One of the smaller, less rocky sites being looked at for sampling. NASA / Goddard / Univ. of Arizona

For now, scientists don’t know what’s causing Bennu to spit rocks but after a safely assessment concluded that the particles didn’t pose a risk to the spacecraft. Certainly the asteroid has very low gravity. Perhaps rocks and dust are spun off into space. Or material that tumbles downhill manages to reach escape velocity and take off on its own.

Bennu is the smallest body ever orbited by a spacecraft and believed to be a fragment of a much larger asteroid that was broken apart in a collision long ago. Some of the shattered remains self-assembled through gravity into Bennu. Rocks rich in carbon and clay-like minerals litter its surface.
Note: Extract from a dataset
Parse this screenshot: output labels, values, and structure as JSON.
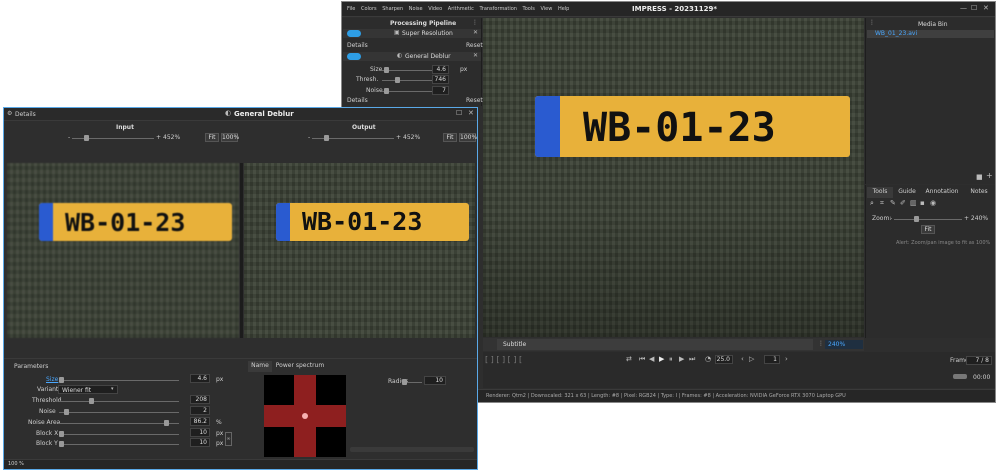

Last night, the zodiacal light — the glowing, tilted cone of light at right and center — made a beautiful appearance. The glow is caused by comet and asteroid dust in the plane of the solar system illuminated by sunlight. Could there be a little bit of ejected Bennu dust in there? Mars and the Pleiades are near the center with Orion off to the left. To see the light, look west at twilight’s end from a dark sky. Bob King

Mission team scientists are eager to get their hands on samples of the material that may be identical to the carbon-and-water-rich meteorites thought to have peppered the early Earth without which life could not have evolved. If all goes according to plan bits of Bennu’s bounty will be flown back to Earth in 2023. But gathering those samples will prove challenging. The OSIRIS-REx team didn’t anticipate the number and size of boulders on Bennu’s surface. Observations from Earth indicated a smoother, less hazardous surface.

One hemisphere of Bennu from 15 miles (24 km). NASA / Goddard / Univ. of Arizona

The mission team was looking for a hazard-free zone 164 feet (50 meters) across but there a no “smooth” sites that big anywhere on the asteroid, so they’re looking for a smaller target zone. But the smaller the zone, the more accurate (and demanding) the descent to the surface will be to pick up the rocks.

We’ve also learned that Bennu’s rotation period is decreasing by about a second every 100 years due to the uneven heating and cooling of its surface as it rotates in sunlight. Another reason we’re interested in this pile of rotating rock is that Bennu may slam into our planet sometime in the future.  There’s a 1-in-2,700 chance of a strike between 2175 and 2199. While that’s small, it does make you rub your chin for a moment.